The store detective reluctantly passed her a piece of paper with the number written on it, “Just in case someone is recording this conversation,” as he put it.
Meanwhile, Mike got on the phone and began to call Security.
“You do that, and this key comes out of that door, only this time it goes back inside my knickers, not my bra,” Melanie whispered, evidently becoming a little paranoid about tape-recorders herself. This time, the timbre of her voice had no sexual effect on Mike. “I’ll say you raped me,” she purred, this time to his colleague. “They’ll do a forensic on the key and you won’t stand a chance in hell of seeing daylight outside of a ten stretch. How do you think that’ll affect your store detective’s CV? Now, be a good boy and pass me that phone.”

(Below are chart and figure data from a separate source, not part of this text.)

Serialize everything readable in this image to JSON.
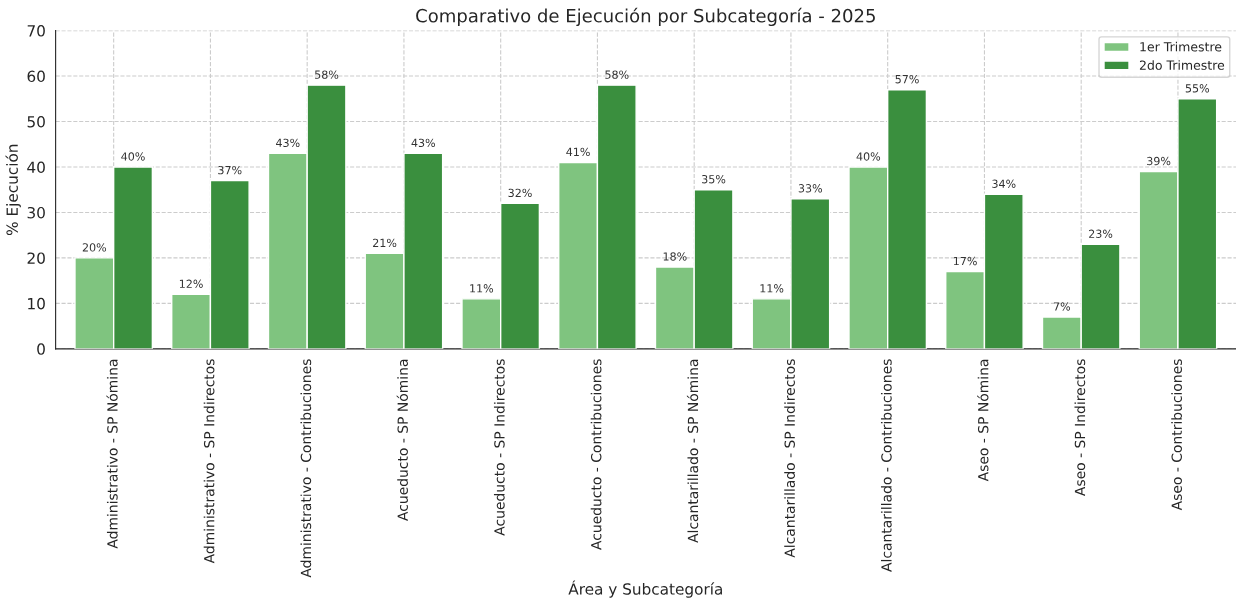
{
  "chart_data": {
    "type": "bar",
    "title": "Comparativo de Ejecución por Subcategoría - 2025",
    "xlabel": "Área y Subcategoría",
    "ylabel": "% Ejecución",
    "categories": [
      "Administrativo - SP Nómina",
      "Administrativo - SP Indirectos",
      "Administrativo - Contribuciones",
      "Acueducto - SP Nómina",
      "Acueducto - SP Indirectos",
      "Acueducto - Contribuciones",
      "Alcantarillado - SP Nómina",
      "Alcantarillado - SP Indirectos",
      "Alcantarillado - Contribuciones",
      "Aseo - SP Nómina",
      "Aseo - SP Indirectos",
      "Aseo - Contribuciones"
    ],
    "series": [
      {
        "name": "1er Trimestre",
        "color": "#7fc47f",
        "values": [
          20,
          12,
          43,
          21,
          11,
          41,
          18,
          11,
          40,
          17,
          7,
          39
        ],
        "value_labels": [
          "20%",
          "12%",
          "43%",
          "21%",
          "11%",
          "41%",
          "18%",
          "11%",
          "40%",
          "17%",
          "7%",
          "39%"
        ]
      },
      {
        "name": "2do Trimestre",
        "color": "#3a8f3e",
        "values": [
          40,
          37,
          58,
          43,
          32,
          58,
          35,
          33,
          57,
          34,
          23,
          55
        ],
        "value_labels": [
          "40%",
          "37%",
          "58%",
          "43%",
          "32%",
          "58%",
          "35%",
          "33%",
          "57%",
          "34%",
          "23%",
          "55%"
        ]
      }
    ],
    "ylim": [
      0,
      70
    ],
    "yticks": [
      0,
      10,
      20,
      30,
      40,
      50,
      60,
      70
    ],
    "grid": true,
    "legend": "top right"
  }
}
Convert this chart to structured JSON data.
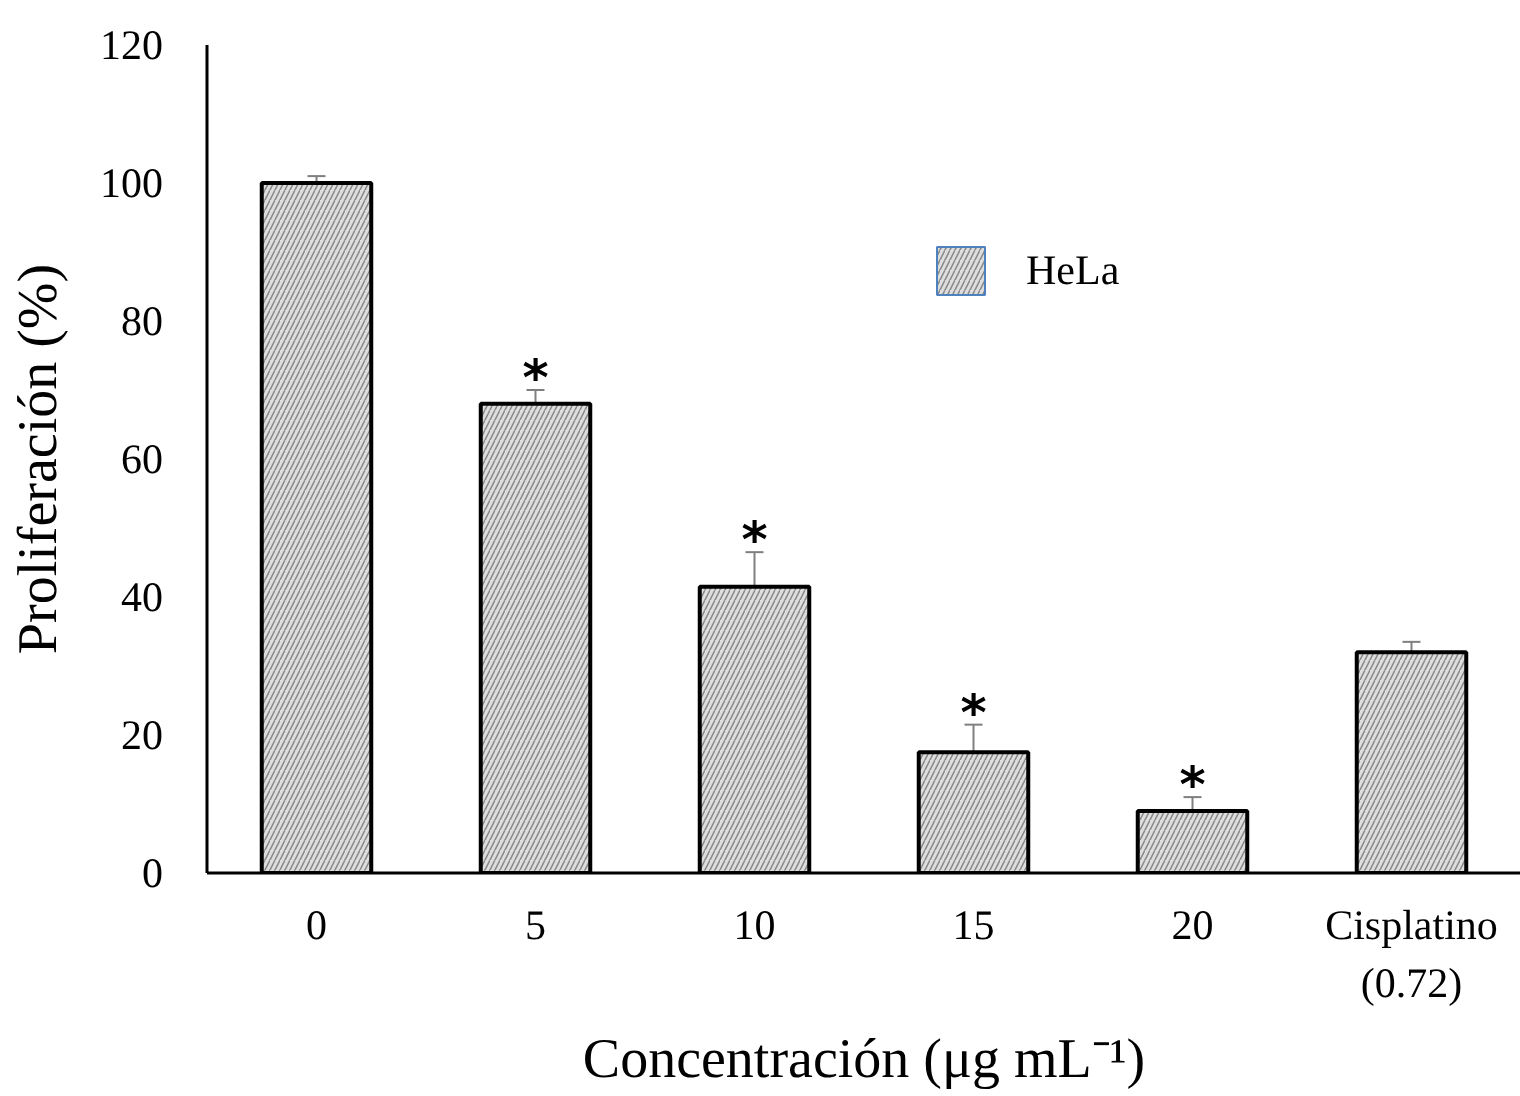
{
  "chart_data": {
    "type": "bar",
    "xlabel": "Concentración (μg mL⁻¹)",
    "ylabel": "Proliferación (%)",
    "categories": [
      "0",
      "5",
      "10",
      "15",
      "20",
      "Cisplatino (0.72)"
    ],
    "series": [
      {
        "name": "HeLa",
        "color": "#dedede",
        "values": [
          100,
          68,
          41.5,
          17.5,
          9,
          32
        ],
        "errors": [
          1,
          2,
          5,
          4,
          2,
          1.5
        ]
      }
    ],
    "ylim": [
      0,
      120
    ],
    "yticks": [
      0,
      20,
      40,
      60,
      80,
      100,
      120
    ],
    "legend": "top right",
    "annotations": [
      {
        "text": "*",
        "x": "5",
        "y": 68
      },
      {
        "text": "*",
        "x": "10",
        "y": 41.5
      },
      {
        "text": "*",
        "x": "15",
        "y": 17.5
      },
      {
        "text": "*",
        "x": "20",
        "y": 9
      }
    ]
  }
}
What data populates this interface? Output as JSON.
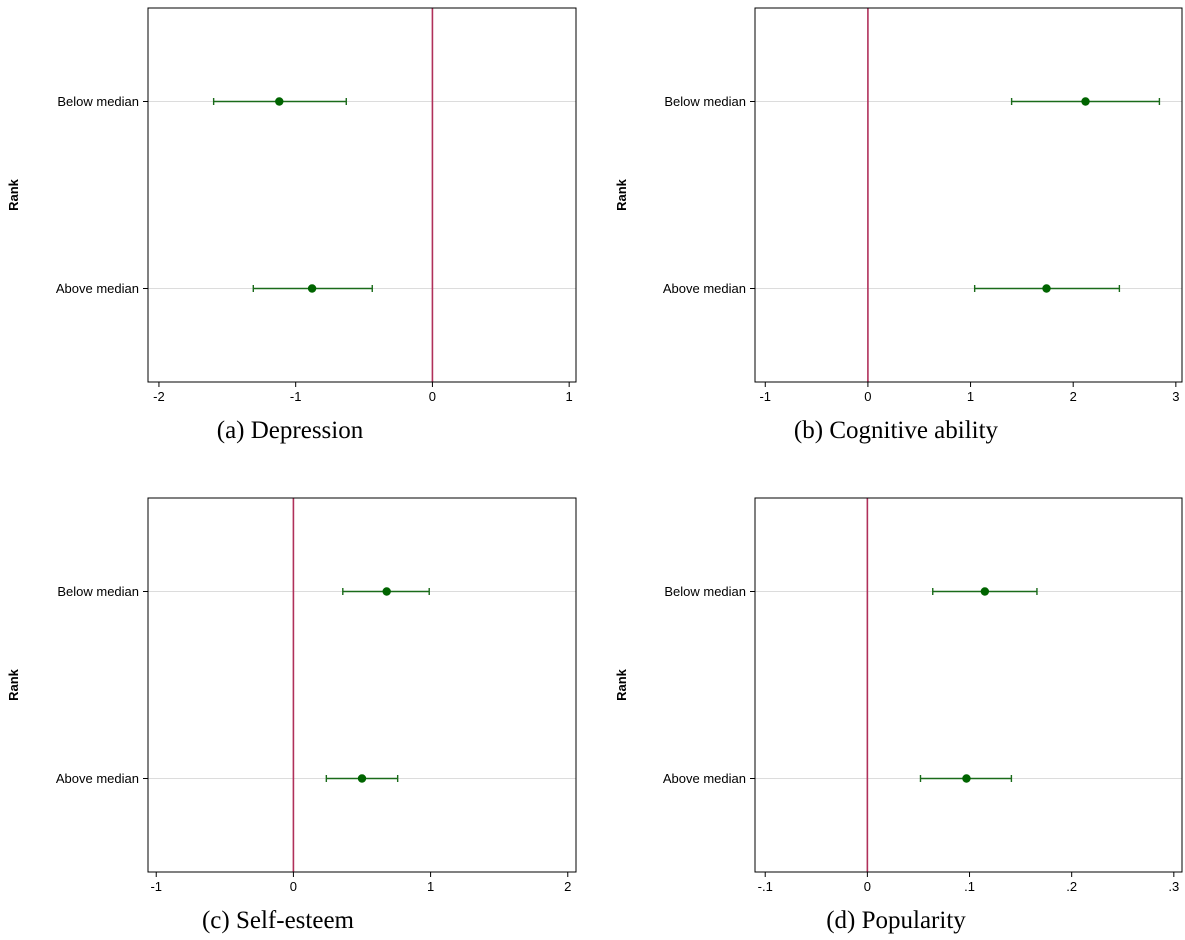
{
  "colors": {
    "point": "#006400",
    "ci": "#1a6b1a",
    "zero_line": "#b0305a",
    "gridline": "#dcdcdc",
    "frame": "#000000"
  },
  "chart_data": [
    {
      "type": "scatter",
      "caption": "(a) Depression",
      "ylabel": "Rank",
      "xlabel": "",
      "categories": [
        "Below median",
        "Above median"
      ],
      "points": [
        {
          "category": "Below median",
          "estimate": -1.12,
          "ci_low": -1.6,
          "ci_high": -0.63
        },
        {
          "category": "Above median",
          "estimate": -0.88,
          "ci_low": -1.31,
          "ci_high": -0.44
        }
      ],
      "xlim": [
        -2.08,
        1.05
      ],
      "xticks": [
        -2,
        -1,
        0,
        1
      ],
      "xtick_labels": [
        "-2",
        "-1",
        "0",
        "1"
      ],
      "reference_line_x": 0,
      "grid": "horizontal at categories"
    },
    {
      "type": "scatter",
      "caption": "(b) Cognitive ability",
      "ylabel": "Rank",
      "xlabel": "",
      "categories": [
        "Below median",
        "Above median"
      ],
      "points": [
        {
          "category": "Below median",
          "estimate": 2.12,
          "ci_low": 1.4,
          "ci_high": 2.84
        },
        {
          "category": "Above median",
          "estimate": 1.74,
          "ci_low": 1.04,
          "ci_high": 2.45
        }
      ],
      "xlim": [
        -1.1,
        3.06
      ],
      "xticks": [
        -1,
        0,
        1,
        2,
        3
      ],
      "xtick_labels": [
        "-1",
        "0",
        "1",
        "2",
        "3"
      ],
      "reference_line_x": 0,
      "grid": "horizontal at categories"
    },
    {
      "type": "scatter",
      "caption": "(c) Self-esteem",
      "ylabel": "Rank",
      "xlabel": "",
      "categories": [
        "Below median",
        "Above median"
      ],
      "points": [
        {
          "category": "Below median",
          "estimate": 0.68,
          "ci_low": 0.36,
          "ci_high": 0.99
        },
        {
          "category": "Above median",
          "estimate": 0.5,
          "ci_low": 0.24,
          "ci_high": 0.76
        }
      ],
      "xlim": [
        -1.06,
        2.06
      ],
      "xticks": [
        -1,
        0,
        1,
        2
      ],
      "xtick_labels": [
        "-1",
        "0",
        "1",
        "2"
      ],
      "reference_line_x": 0,
      "grid": "horizontal at categories"
    },
    {
      "type": "scatter",
      "caption": "(d) Popularity",
      "ylabel": "Rank",
      "xlabel": "",
      "categories": [
        "Below median",
        "Above median"
      ],
      "points": [
        {
          "category": "Below median",
          "estimate": 0.115,
          "ci_low": 0.064,
          "ci_high": 0.166
        },
        {
          "category": "Above median",
          "estimate": 0.097,
          "ci_low": 0.052,
          "ci_high": 0.141
        }
      ],
      "xlim": [
        -0.11,
        0.308
      ],
      "xticks": [
        -0.1,
        0,
        0.1,
        0.2,
        0.3
      ],
      "xtick_labels": [
        "-.1",
        "0",
        ".1",
        ".2",
        ".3"
      ],
      "reference_line_x": 0,
      "grid": "horizontal at categories"
    }
  ]
}
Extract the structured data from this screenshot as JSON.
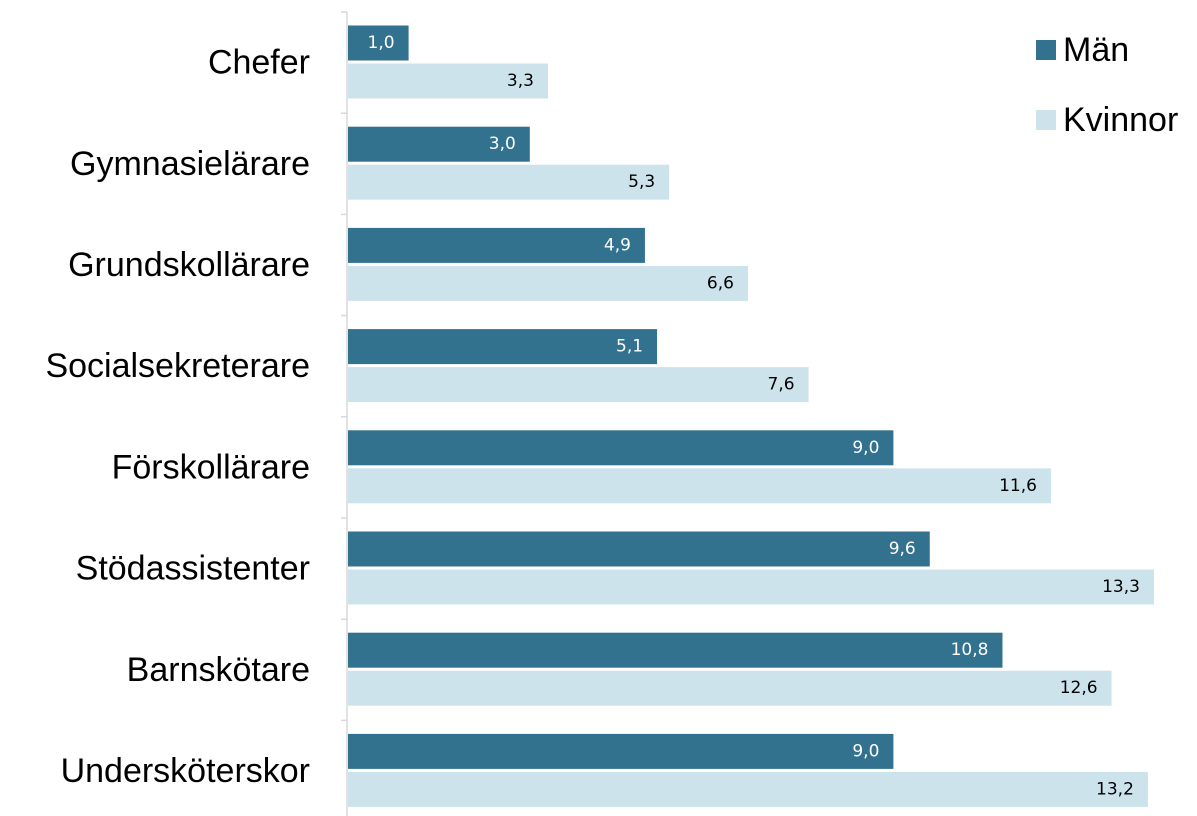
{
  "chart_data": {
    "type": "bar",
    "orientation": "horizontal",
    "categories": [
      "Chefer",
      "Gymnasielärare",
      "Grundskollärare",
      "Socialsekreterare",
      "Förskollärare",
      "Stödassistenter",
      "Barnskötare",
      "Undersköterskor"
    ],
    "series": [
      {
        "name": "Män",
        "color": "#33728f",
        "label_color": "#ffffff",
        "values": [
          1.0,
          3.0,
          4.9,
          5.1,
          9.0,
          9.6,
          10.8,
          9.0
        ],
        "labels": [
          "1,0",
          "3,0",
          "4,9",
          "5,1",
          "9,0",
          "9,6",
          "10,8",
          "9,0"
        ]
      },
      {
        "name": "Kvinnor",
        "color": "#cde3ec",
        "label_color": "#000000",
        "values": [
          3.3,
          5.3,
          6.6,
          7.6,
          11.6,
          13.3,
          12.6,
          13.2
        ],
        "labels": [
          "3,3",
          "5,3",
          "6,6",
          "7,6",
          "11,6",
          "13,3",
          "12,6",
          "13,2"
        ]
      }
    ],
    "xlim": [
      0,
      13.4
    ],
    "grid": false,
    "legend_position": "top-right",
    "title": "",
    "xlabel": "",
    "ylabel": ""
  }
}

He did, and Sporty Girl reached into her handbag for the number she’d copied from Jurvic’s mobile the night before. She’d had her moment of glory, proved her point.
She called the star.
“925. That’s the code on the storeroom door, Jurvic,” she announced to the singer. “I’ve heard shop keepers use that one before. Nine to Five! It’s so unoriginal. Bit like your act. Give me a P, Jurvic!”
The two men laughed but Jurvic, having suffered a sleepless night, remained silent. She didn’t know what to make of the laughter in particular, or the call in general. She wasn’t even certain whether she should try the door of the storeroom as instructed, just in case the code made it explode, or something.
“Never mind,” Crowther rabbited on. “I’ll see you backstage at your next concert. If there is one, ha ha! You’re free to go, now. Just don’t fall into that piss pot on your way out, see?”